再エネ導入で変わる電力系統運用、将来必要な「調整力」の試算結果と今後の課題エネルギー管理(1/5 ページ)

再エネなどの自然変動電源の導入拡大によって、電力系統の安定運用のための「調整力」の確保が重要になっている。広域的運営推進機関の「調整力及び需給バランス評価等に関する委員会」では、中長期的に必要な調整力量やその確保の見通しの試算結果が公表された。

» 2023年10月27日 07時00分 公開
[梅田あおばスマートジャパン]

 需給調整市場の開始により、一般送配電事業者は2024年度以降、すべての調整力を需給調整市場で調達することとなる。

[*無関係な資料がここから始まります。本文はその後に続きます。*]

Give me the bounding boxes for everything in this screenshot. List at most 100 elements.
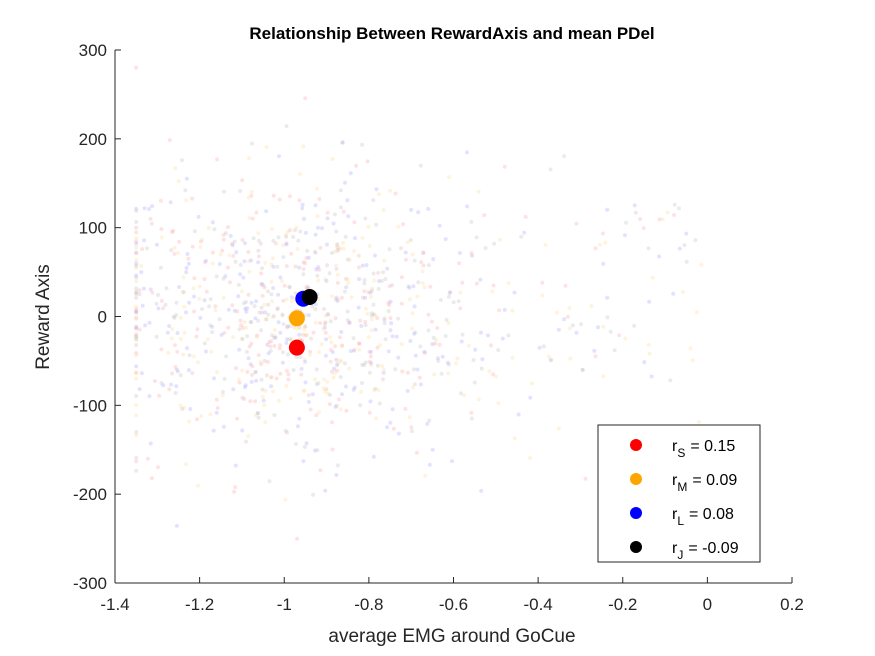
background-point bbox=[134, 343, 139, 348]
background-point bbox=[287, 285, 292, 290]
background-point bbox=[420, 281, 425, 285]
background-point bbox=[466, 343, 471, 348]
legend-label: rM = 0.09 bbox=[672, 472, 737, 494]
background-point bbox=[543, 243, 548, 247]
background-point bbox=[254, 210, 259, 215]
background-point bbox=[244, 325, 249, 330]
background-point bbox=[134, 325, 139, 330]
background-point bbox=[344, 408, 349, 413]
background-point bbox=[195, 417, 199, 422]
background-point bbox=[184, 176, 189, 181]
background-point bbox=[310, 392, 315, 397]
background-point bbox=[134, 258, 139, 263]
background-point bbox=[409, 207, 414, 212]
background-point bbox=[445, 360, 450, 365]
background-point bbox=[344, 384, 348, 389]
background-point bbox=[418, 382, 423, 387]
background-point bbox=[169, 248, 174, 253]
background-point bbox=[308, 349, 313, 354]
background-point bbox=[336, 397, 341, 402]
background-point bbox=[362, 289, 367, 294]
background-point bbox=[593, 246, 598, 251]
background-point bbox=[369, 349, 373, 354]
background-point bbox=[254, 335, 259, 339]
background-point bbox=[356, 253, 361, 258]
background-point bbox=[270, 256, 275, 261]
background-point bbox=[330, 350, 335, 355]
background-point bbox=[633, 210, 638, 215]
background-point bbox=[285, 430, 289, 435]
background-point bbox=[352, 220, 357, 225]
background-point bbox=[134, 279, 139, 284]
background-point bbox=[176, 369, 180, 374]
background-point bbox=[537, 345, 542, 350]
background-point bbox=[259, 377, 264, 382]
legend-marker bbox=[630, 439, 642, 451]
background-point bbox=[232, 489, 237, 494]
background-point bbox=[379, 279, 384, 283]
background-point bbox=[319, 342, 324, 347]
background-point bbox=[240, 337, 245, 342]
background-point bbox=[548, 167, 553, 172]
background-point bbox=[400, 369, 405, 374]
mean-point-j bbox=[301, 289, 318, 305]
y-tick-label: 300 bbox=[79, 41, 107, 60]
background-point bbox=[181, 352, 186, 357]
background-point bbox=[187, 368, 191, 373]
background-point bbox=[357, 341, 362, 346]
background-point bbox=[367, 349, 372, 354]
background-point bbox=[451, 300, 456, 305]
background-point bbox=[632, 203, 637, 208]
y-tick-label: 100 bbox=[79, 219, 107, 238]
background-point bbox=[215, 157, 220, 162]
background-point bbox=[601, 261, 606, 266]
background-point bbox=[696, 419, 701, 424]
background-point bbox=[340, 392, 344, 397]
background-point bbox=[184, 462, 189, 467]
background-point bbox=[347, 258, 352, 263]
background-point bbox=[243, 385, 247, 390]
background-point bbox=[294, 441, 298, 446]
background-point bbox=[284, 124, 289, 129]
background-point bbox=[184, 270, 189, 275]
background-point bbox=[226, 265, 230, 270]
background-point bbox=[623, 336, 628, 341]
background-point bbox=[134, 261, 139, 266]
background-point bbox=[163, 302, 168, 307]
background-point bbox=[413, 330, 418, 335]
background-point bbox=[134, 394, 139, 398]
background-point bbox=[500, 336, 505, 341]
background-point bbox=[352, 249, 357, 253]
background-point bbox=[446, 321, 451, 326]
background-point bbox=[332, 249, 337, 254]
background-point bbox=[238, 189, 243, 193]
background-point bbox=[430, 319, 434, 324]
background-point bbox=[175, 349, 180, 354]
background-point bbox=[289, 251, 294, 256]
background-point bbox=[247, 269, 252, 274]
background-point bbox=[288, 228, 293, 233]
background-point bbox=[272, 314, 276, 318]
background-point bbox=[579, 322, 584, 327]
background-point bbox=[388, 299, 393, 304]
background-point bbox=[335, 363, 340, 368]
background-point bbox=[134, 206, 139, 211]
background-point bbox=[336, 297, 341, 302]
background-point bbox=[325, 379, 330, 384]
background-point bbox=[260, 266, 264, 271]
background-point bbox=[358, 318, 363, 323]
background-point bbox=[340, 140, 345, 145]
background-point bbox=[161, 383, 166, 388]
background-point bbox=[412, 258, 417, 263]
background-point bbox=[446, 371, 451, 376]
background-point bbox=[208, 297, 213, 302]
background-point bbox=[175, 367, 179, 372]
background-point bbox=[221, 276, 226, 281]
background-point bbox=[222, 330, 227, 335]
x-ticks: -1.4 -1.2 -1 -0.8 -0.6 -0.4 -0.2 0 0.2 bbox=[100, 577, 804, 614]
background-point bbox=[298, 229, 303, 234]
background-point bbox=[346, 214, 351, 219]
background-point bbox=[284, 241, 289, 246]
background-point bbox=[199, 239, 203, 244]
background-point bbox=[313, 232, 318, 237]
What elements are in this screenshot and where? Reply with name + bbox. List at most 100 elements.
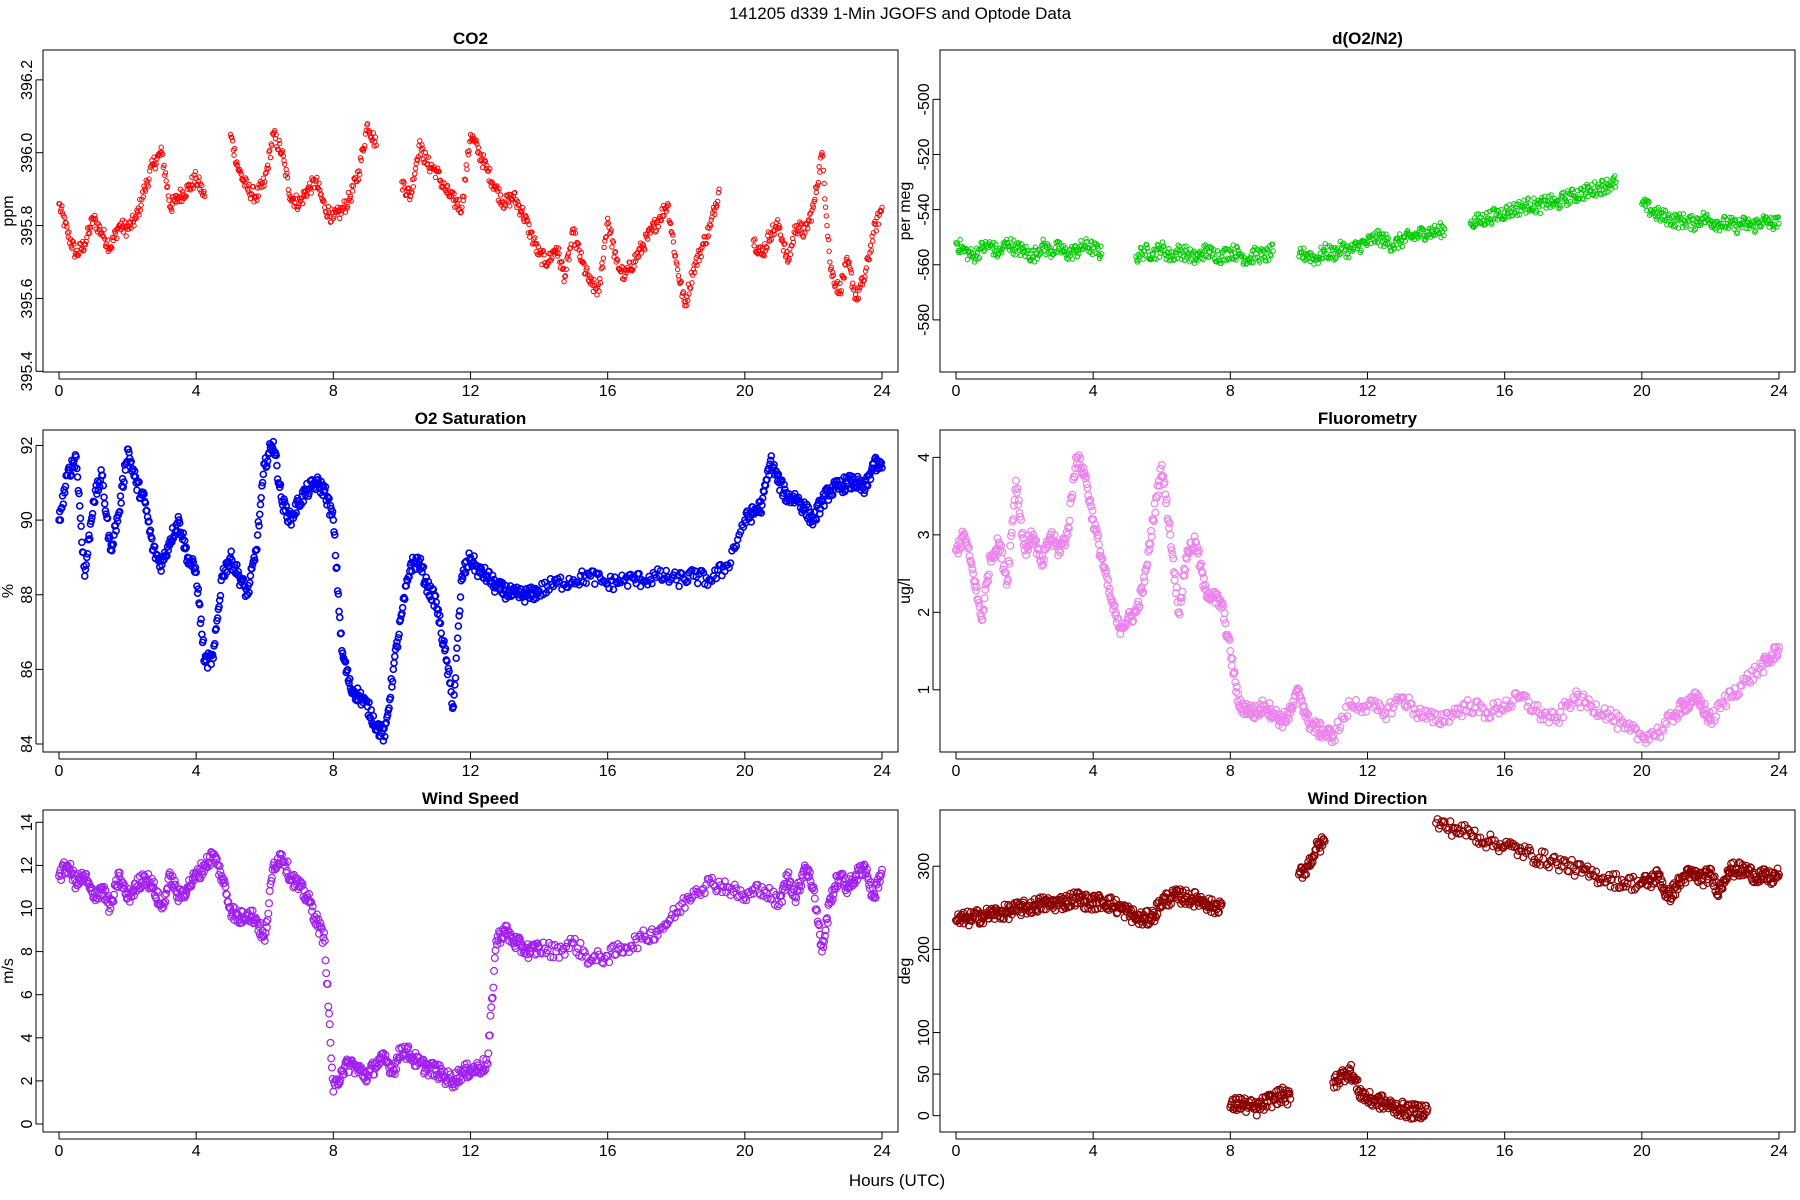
data-point bbox=[96, 226, 102, 233]
data-point bbox=[561, 278, 567, 285]
data-point bbox=[149, 161, 156, 168]
data-point bbox=[607, 229, 614, 236]
data-point bbox=[341, 198, 347, 204]
data-point bbox=[308, 190, 314, 196]
data-point bbox=[256, 500, 265, 509]
data-point bbox=[598, 265, 604, 272]
data-point bbox=[1140, 577, 1149, 586]
data-point bbox=[694, 262, 700, 268]
data-point bbox=[59, 203, 65, 209]
data-point bbox=[589, 282, 596, 289]
data-point bbox=[692, 269, 698, 276]
data-point bbox=[1151, 508, 1160, 517]
data-point bbox=[373, 142, 379, 149]
data-point bbox=[142, 188, 149, 194]
data-point bbox=[422, 149, 429, 156]
data-point bbox=[1531, 195, 1537, 201]
data-point bbox=[655, 223, 662, 230]
y-tick-label: 4 bbox=[916, 453, 933, 462]
data-point bbox=[957, 236, 963, 243]
data-point bbox=[137, 207, 144, 213]
data-point bbox=[1014, 496, 1023, 505]
data-point bbox=[670, 239, 677, 245]
data-point bbox=[1065, 516, 1074, 525]
data-point bbox=[486, 1011, 495, 1020]
data-point bbox=[164, 183, 171, 190]
y-tick-label: 2 bbox=[19, 1076, 36, 1085]
data-point bbox=[1352, 696, 1361, 705]
data-point bbox=[1170, 576, 1179, 585]
data-point bbox=[243, 176, 249, 183]
data-point bbox=[1231, 678, 1240, 687]
data-point bbox=[176, 193, 182, 200]
data-point bbox=[477, 151, 484, 157]
y-tick-label: 92 bbox=[19, 436, 36, 454]
data-point bbox=[1712, 712, 1721, 721]
y-tick-label: -580 bbox=[916, 304, 933, 336]
data-point bbox=[316, 180, 322, 186]
x-tick-label: 16 bbox=[599, 1143, 617, 1160]
data-point bbox=[1604, 176, 1610, 183]
data-point bbox=[179, 189, 186, 195]
data-point bbox=[572, 230, 579, 236]
data-point bbox=[813, 189, 819, 196]
data-point bbox=[469, 133, 476, 139]
data-point bbox=[262, 179, 268, 185]
data-point bbox=[627, 259, 633, 265]
data-point bbox=[348, 198, 354, 204]
data-point bbox=[432, 174, 439, 181]
data-point bbox=[281, 157, 287, 164]
data-point bbox=[321, 199, 327, 205]
x-tick-label: 8 bbox=[329, 1143, 338, 1160]
data-point bbox=[559, 259, 565, 265]
data-point bbox=[497, 192, 504, 198]
data-point bbox=[554, 250, 560, 257]
x-tick-label: 20 bbox=[736, 763, 754, 780]
data-point bbox=[168, 206, 174, 212]
data-point bbox=[644, 236, 651, 242]
data-point bbox=[677, 279, 684, 286]
data-point bbox=[276, 137, 282, 144]
data-point bbox=[822, 204, 829, 210]
data-point bbox=[349, 188, 356, 194]
data-point bbox=[1159, 239, 1166, 245]
data-point bbox=[454, 201, 461, 207]
data-point bbox=[1171, 569, 1180, 578]
data-point bbox=[480, 152, 487, 158]
data-point bbox=[87, 230, 93, 236]
data-point bbox=[555, 245, 562, 251]
data-point bbox=[638, 250, 644, 256]
data-point bbox=[150, 160, 157, 167]
data-point bbox=[343, 198, 349, 204]
data-point bbox=[436, 168, 442, 175]
data-point bbox=[229, 134, 235, 141]
data-point bbox=[165, 193, 172, 199]
data-point bbox=[462, 176, 468, 182]
data-point bbox=[109, 245, 115, 251]
data-point bbox=[166, 197, 172, 203]
data-point bbox=[563, 266, 569, 273]
data-point bbox=[357, 171, 363, 177]
data-point bbox=[622, 273, 628, 280]
x-tick-label: 16 bbox=[1496, 383, 1514, 400]
data-point bbox=[1776, 220, 1782, 227]
data-point bbox=[62, 214, 68, 220]
data-point bbox=[137, 196, 143, 203]
x-tick-label: 24 bbox=[873, 763, 891, 780]
data-point bbox=[322, 969, 331, 978]
data-point bbox=[269, 142, 275, 149]
data-point bbox=[282, 161, 288, 167]
x-tick-label: 4 bbox=[1089, 763, 1098, 780]
data-point bbox=[519, 204, 526, 211]
data-point bbox=[412, 165, 419, 172]
data-point bbox=[674, 266, 681, 273]
data-point bbox=[659, 206, 665, 212]
y-tick-label: 1 bbox=[916, 685, 933, 694]
data-point bbox=[1537, 210, 1544, 217]
data-point bbox=[824, 222, 830, 229]
data-point bbox=[80, 572, 89, 580]
data-point bbox=[619, 263, 625, 270]
data-point bbox=[324, 214, 330, 220]
data-point bbox=[237, 166, 243, 173]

 今後の自然変動電源の増加に伴い、調整力の必要量は増加する可能性があると同時に、現在の主な調整力リソースである火力電源の退出などにより、中長期的には調整力リソースの設備量が不足することも考えられる。

 調整力リソースの新設や設備量増加には、一定のリードタイムが必要であるため、広域的運営推進機関の「調整力及び需給バランス評価等に関する委員会」では、中長期的な調整力確保の在り方について検討を開始した。

 主な論点は、中長期に求められる調整力の機能、確保すべき調整力設備量、その確保方法等であり、調整力委員会の第91回会合では、中長期での調整力必要量・調整力設備量の充足に関する試算結果が報告された。

図1.中長期的な調整力の充足の確認 出典:調整力及び需給バランス評価等に関する委員会

中長期に確保すべき調整力の機能

 現行の需給調整市場では制御機能や応動時間等に応じて、一次調整力から三次調整力②までの5つ商品が設けられている。これら5つの商品を単純に機能のみで大きく区分すると、GF機能(ガバナフリー)、LFC機能(Load Frequency Control:負荷周波数制御)、EDC機能(Economic load Dispatching Control:経済負荷配分制御)の3つの機能に分類される。

 中長期的に確保する調整力の機能については、需給調整市場の商品区分と同様とする案、GF等の機能ごとに確保するという案の2つが考えられる。

 調整力機能については、調整力の確保方法や確保量の検討と密接に関係するため、委員会ではこれらの論点とセットで詳細を検討していく予定としている。